12 April 2006

Anatolian toponymy 1: Nevşehir

Note: To properly view the Turkish characters, set the encoding of your browser to Unicode, UTF-8. If you are using another browser, read the comments to this post.

Nevşehir is a city in central Turkey. Its original name was Neapoli, "new city" in Greek. However, by the mid-19th century (if not earlier) the town was known by its "Turkish" name Nevşehir, which is actually Persian for "new city". The picture below is a detail from John Arrowsmith's 1844 map of Turkey (downloaded from the David Rumsey Historical Map Collection). The name of the town (arrow) is given as Neb Shehr (the Turkish letter "ş" has the sound of "sh").

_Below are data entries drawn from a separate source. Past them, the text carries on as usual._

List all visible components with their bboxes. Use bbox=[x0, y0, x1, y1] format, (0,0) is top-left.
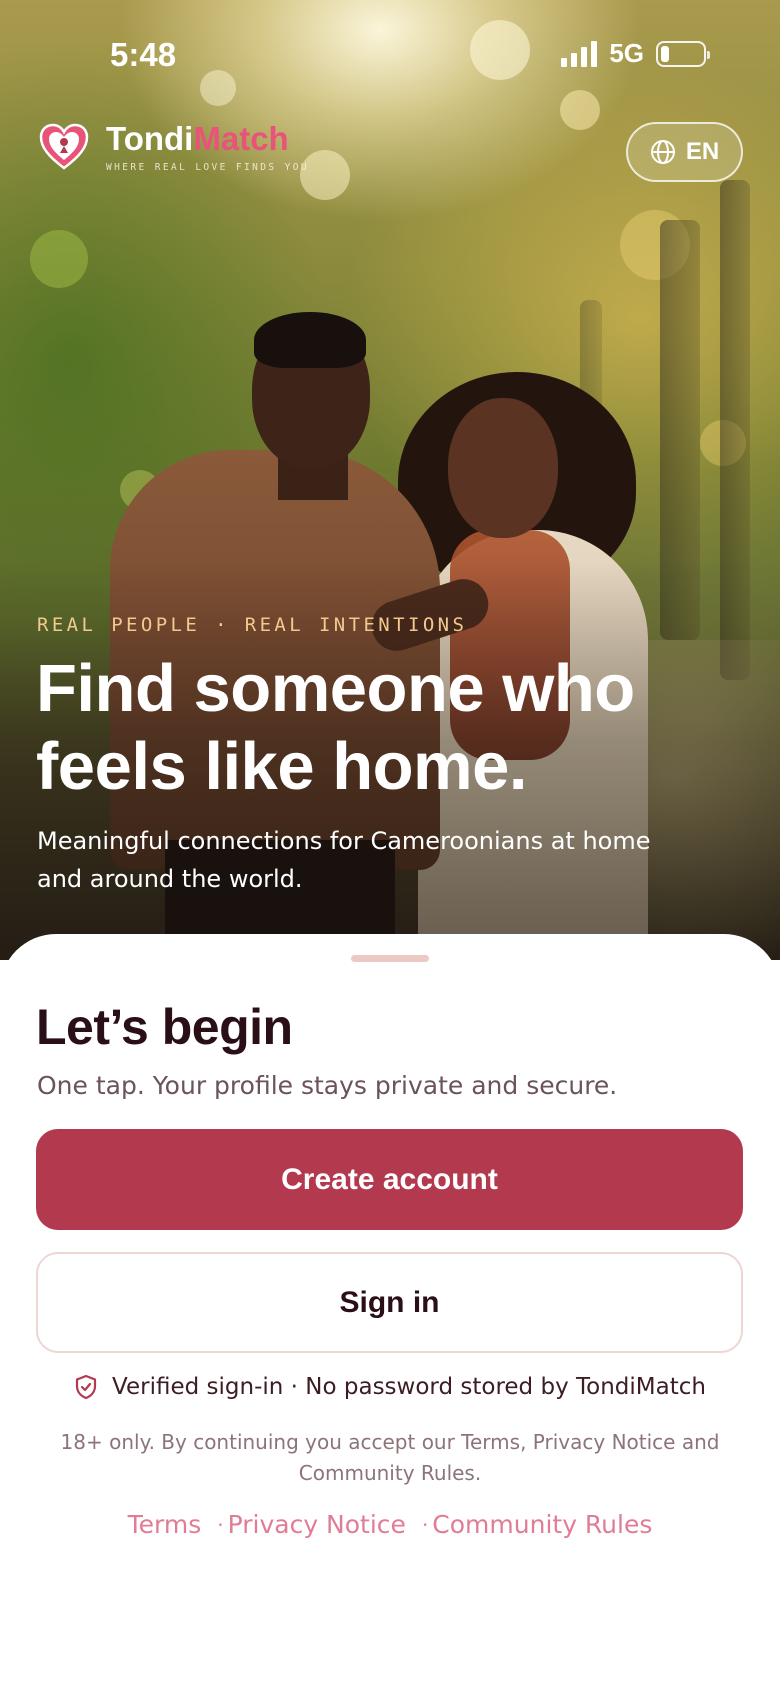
hero-headline-line1: Find someone who bbox=[36, 651, 635, 726]
sheet-subtitle: One tap. Your profile stays private and … bbox=[37, 1071, 618, 1100]
verified-signin-text: Verified sign-in · No password stored by… bbox=[112, 1374, 706, 1400]
shield-check-icon bbox=[75, 1374, 97, 1400]
link-separator: · bbox=[421, 1512, 429, 1537]
footer-links: Terms · Privacy Notice · Community Rules bbox=[0, 1510, 780, 1539]
hero-headline-line2: feels like home. bbox=[36, 729, 528, 804]
globe-icon bbox=[650, 140, 675, 164]
verified-signin-note: Verified sign-in · No password stored by… bbox=[0, 1374, 780, 1400]
link-separator: · bbox=[217, 1512, 224, 1537]
brand-name-part1: Tondi bbox=[106, 120, 194, 157]
brand-name-part2: Match bbox=[193, 120, 289, 157]
status-bar-right: 5G bbox=[561, 38, 710, 69]
hero-eyebrow: REAL PEOPLE · REAL INTENTIONS bbox=[37, 614, 468, 636]
language-label: EN bbox=[685, 138, 720, 165]
hero-headline: Find someone who feels like home. bbox=[36, 650, 736, 806]
brand-tagline: WHERE REAL LOVE FINDS YOU bbox=[106, 161, 309, 173]
heart-logo-icon bbox=[39, 123, 89, 170]
sheet-drag-handle[interactable] bbox=[351, 955, 429, 962]
sign-in-button[interactable]: Sign in bbox=[36, 1252, 743, 1353]
brand: TondiMatch WHERE REAL LOVE FINDS YOU bbox=[38, 120, 309, 173]
create-account-button[interactable]: Create account bbox=[36, 1129, 743, 1230]
privacy-notice-link[interactable]: Privacy Notice bbox=[228, 1510, 406, 1539]
battery-icon bbox=[656, 40, 710, 67]
sheet-title: Let’s begin bbox=[36, 999, 293, 1055]
cellular-signal-icon bbox=[561, 40, 598, 67]
network-type: 5G bbox=[609, 38, 644, 68]
status-time: 5:48 bbox=[110, 36, 177, 73]
legal-notice: 18+ only. By continuing you accept our T… bbox=[60, 1430, 720, 1485]
terms-link[interactable]: Terms bbox=[128, 1510, 202, 1539]
language-button[interactable]: EN bbox=[626, 122, 743, 182]
hero-subline: Meaningful connections for Cameroonians … bbox=[37, 827, 651, 893]
community-rules-link[interactable]: Community Rules bbox=[432, 1510, 652, 1539]
brand-name: TondiMatch bbox=[106, 120, 309, 157]
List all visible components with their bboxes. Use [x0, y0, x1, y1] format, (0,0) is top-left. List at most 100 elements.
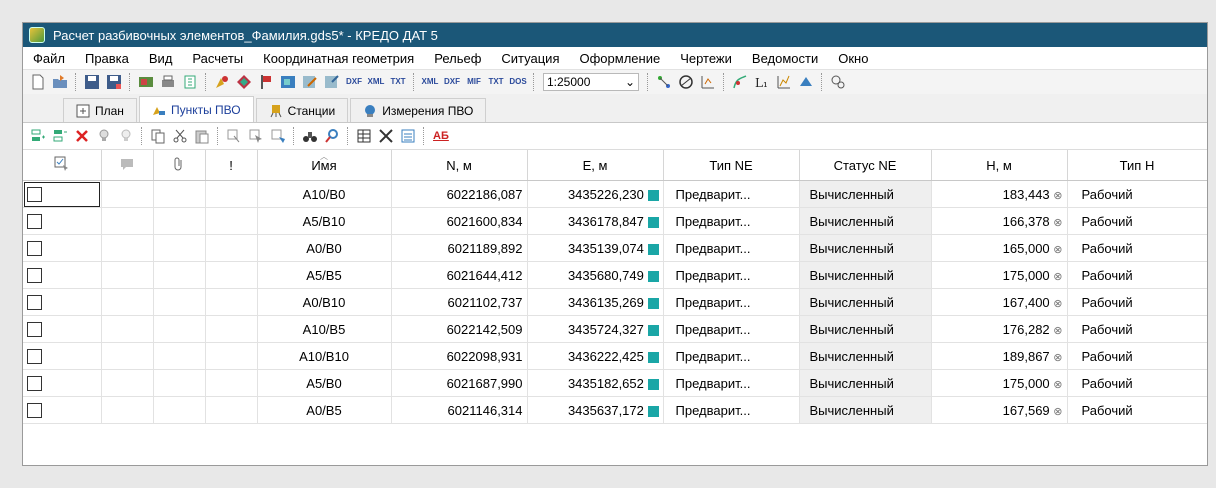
row-select-cell[interactable]: [23, 288, 102, 316]
row-attachment-cell[interactable]: [153, 234, 206, 262]
copy-icon[interactable]: [149, 127, 167, 145]
point-name-cell[interactable]: A10/B10: [257, 342, 392, 370]
row-checkbox[interactable]: [27, 241, 42, 257]
row-comment-cell[interactable]: [101, 342, 154, 370]
col-type-h-header[interactable]: Тип H: [1067, 150, 1207, 181]
row-flag-cell[interactable]: [205, 315, 258, 343]
row-select-cell[interactable]: [23, 180, 102, 208]
status-ne-cell[interactable]: Вычисленный: [799, 342, 932, 370]
row-attachment-cell[interactable]: [153, 288, 206, 316]
tool-flag-icon[interactable]: [257, 73, 275, 91]
tool-profile-icon[interactable]: [775, 73, 793, 91]
row-comment-cell[interactable]: [101, 261, 154, 289]
type-h-cell[interactable]: Рабочий: [1067, 288, 1207, 316]
save-as-icon[interactable]: [105, 73, 123, 91]
ab-icon[interactable]: АБ: [431, 127, 451, 145]
type-h-cell[interactable]: Рабочий: [1067, 234, 1207, 262]
h-value-cell[interactable]: 183,443 ⊗: [931, 180, 1068, 208]
status-ne-cell[interactable]: Вычисленный: [799, 234, 932, 262]
n-coordinate-cell[interactable]: 6022098,931: [391, 342, 528, 370]
tool-marker-icon[interactable]: [213, 73, 231, 91]
type-h-cell[interactable]: Рабочий: [1067, 396, 1207, 424]
row-flag-cell[interactable]: [205, 207, 258, 235]
scale-select[interactable]: 1:25000 ⌄: [543, 73, 639, 91]
row-checkbox[interactable]: [27, 403, 42, 419]
xml-import-icon[interactable]: XML: [421, 73, 439, 91]
save-icon[interactable]: [83, 73, 101, 91]
menu-view[interactable]: Вид: [139, 51, 183, 66]
row-attachment-cell[interactable]: [153, 180, 206, 208]
point-name-cell[interactable]: A10/B5: [257, 315, 392, 343]
n-coordinate-cell[interactable]: 6022142,509: [391, 315, 528, 343]
e-coordinate-cell[interactable]: 3435680,749: [527, 261, 664, 289]
menu-relief[interactable]: Рельеф: [424, 51, 491, 66]
print-icon[interactable]: [159, 73, 177, 91]
insert-row-icon[interactable]: [29, 127, 47, 145]
new-file-icon[interactable]: [29, 73, 47, 91]
h-value-cell[interactable]: 189,867 ⊗: [931, 342, 1068, 370]
type-ne-cell[interactable]: Предварит...: [663, 288, 800, 316]
tool-link-icon[interactable]: [829, 73, 847, 91]
n-coordinate-cell[interactable]: 6021644,412: [391, 261, 528, 289]
row-comment-cell[interactable]: [101, 315, 154, 343]
select-filter-icon[interactable]: [269, 127, 287, 145]
tool-nodes-icon[interactable]: [655, 73, 673, 91]
h-value-cell[interactable]: 175,000 ⊗: [931, 261, 1068, 289]
tab-pvo-measurements[interactable]: Измерения ПВО: [350, 98, 487, 122]
tool-circle-icon[interactable]: [677, 73, 695, 91]
table-row[interactable]: A5/B0 6021687,990 3435182,652 Предварит...…: [23, 369, 1207, 397]
status-ne-cell[interactable]: Вычисленный: [799, 369, 932, 397]
col-flag-header[interactable]: !: [205, 150, 258, 181]
select-cursor-icon[interactable]: [247, 127, 265, 145]
type-ne-cell[interactable]: Предварит...: [663, 315, 800, 343]
type-ne-cell[interactable]: Предварит...: [663, 207, 800, 235]
tool-map-icon[interactable]: [279, 73, 297, 91]
row-flag-cell[interactable]: [205, 234, 258, 262]
settings-tools-icon[interactable]: [377, 127, 395, 145]
point-name-cell[interactable]: A0/B5: [257, 396, 392, 424]
table-row[interactable]: A10/B10 6022098,931 3436222,425 Предварит.…: [23, 342, 1207, 370]
col-comment-header[interactable]: [101, 150, 154, 181]
lightbulb-off-icon[interactable]: [117, 127, 135, 145]
row-comment-cell[interactable]: [101, 369, 154, 397]
col-type-ne-header[interactable]: Тип NE: [663, 150, 800, 181]
e-coordinate-cell[interactable]: 3435139,074: [527, 234, 664, 262]
tool-export-icon[interactable]: [323, 73, 341, 91]
status-ne-cell[interactable]: Вычисленный: [799, 261, 932, 289]
cut-icon[interactable]: [171, 127, 189, 145]
tool-curve-icon[interactable]: [731, 73, 749, 91]
find-person-icon[interactable]: [323, 127, 341, 145]
menu-window[interactable]: Окно: [828, 51, 878, 66]
binoculars-icon[interactable]: [301, 127, 319, 145]
type-ne-cell[interactable]: Предварит...: [663, 369, 800, 397]
row-flag-cell[interactable]: [205, 369, 258, 397]
row-checkbox[interactable]: [27, 295, 42, 311]
properties-icon[interactable]: [181, 73, 199, 91]
row-attachment-cell[interactable]: [153, 315, 206, 343]
type-h-cell[interactable]: Рабочий: [1067, 207, 1207, 235]
row-checkbox[interactable]: [27, 322, 42, 338]
lightbulb-on-icon[interactable]: [95, 127, 113, 145]
row-select-cell[interactable]: [23, 396, 102, 424]
report-icon[interactable]: [399, 127, 417, 145]
col-select-header[interactable]: [23, 150, 102, 181]
n-coordinate-cell[interactable]: 6021687,990: [391, 369, 528, 397]
h-value-cell[interactable]: 175,000 ⊗: [931, 369, 1068, 397]
n-coordinate-cell[interactable]: 6021102,737: [391, 288, 528, 316]
col-attachment-header[interactable]: [153, 150, 206, 181]
row-attachment-cell[interactable]: [153, 261, 206, 289]
h-value-cell[interactable]: 167,569 ⊗: [931, 396, 1068, 424]
row-select-cell[interactable]: [23, 207, 102, 235]
h-value-cell[interactable]: 176,282 ⊗: [931, 315, 1068, 343]
e-coordinate-cell[interactable]: 3435637,172: [527, 396, 664, 424]
row-attachment-cell[interactable]: [153, 342, 206, 370]
h-value-cell[interactable]: 167,400 ⊗: [931, 288, 1068, 316]
n-coordinate-cell[interactable]: 6022186,087: [391, 180, 528, 208]
txt-import-icon[interactable]: TXT: [487, 73, 505, 91]
delete-icon[interactable]: [73, 127, 91, 145]
n-coordinate-cell[interactable]: 6021146,314: [391, 396, 528, 424]
status-ne-cell[interactable]: Вычисленный: [799, 207, 932, 235]
row-attachment-cell[interactable]: [153, 207, 206, 235]
type-ne-cell[interactable]: Предварит...: [663, 180, 800, 208]
point-name-cell[interactable]: A5/B0: [257, 369, 392, 397]
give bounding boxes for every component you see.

Before the 1924 population exchange between Turkey and Greece that followed the Turkish-Greek War of 1919-1922, Nevşehir boasted a large Greek population. The Greeks of Nevşehir spoke Karamanlıca, a dialect of Turkish, and wrote it using Greek characters. The postcard below, probably from the early 20th century, spells Nevşehir with Greek characters. The phrase in parentheses transliterates as "kısm-ı-sani", which is in Ottoman Turkish (actually Arabic), meaning “upper part”.


A conversion table giving the Turkish equivalents of the Greek characters of Karamanlıca is available here.

Many thanks to Yorgi Sangiouloglou for the postcard.

1 comment:

Anonymous said...

I'm also from an area where there were "population exchanges" in the past: on the moving border between Italy and Slovenia (former Yugoslavia, former Austrian empire). After WW1 german speaking people had to leave, after WW2 italian speaking people had to.
Some nationalists and politicians of both involved countries find this right and great.

It is nice and reassuring to find out that there are people like you, who recognize such exodus are only a big lost.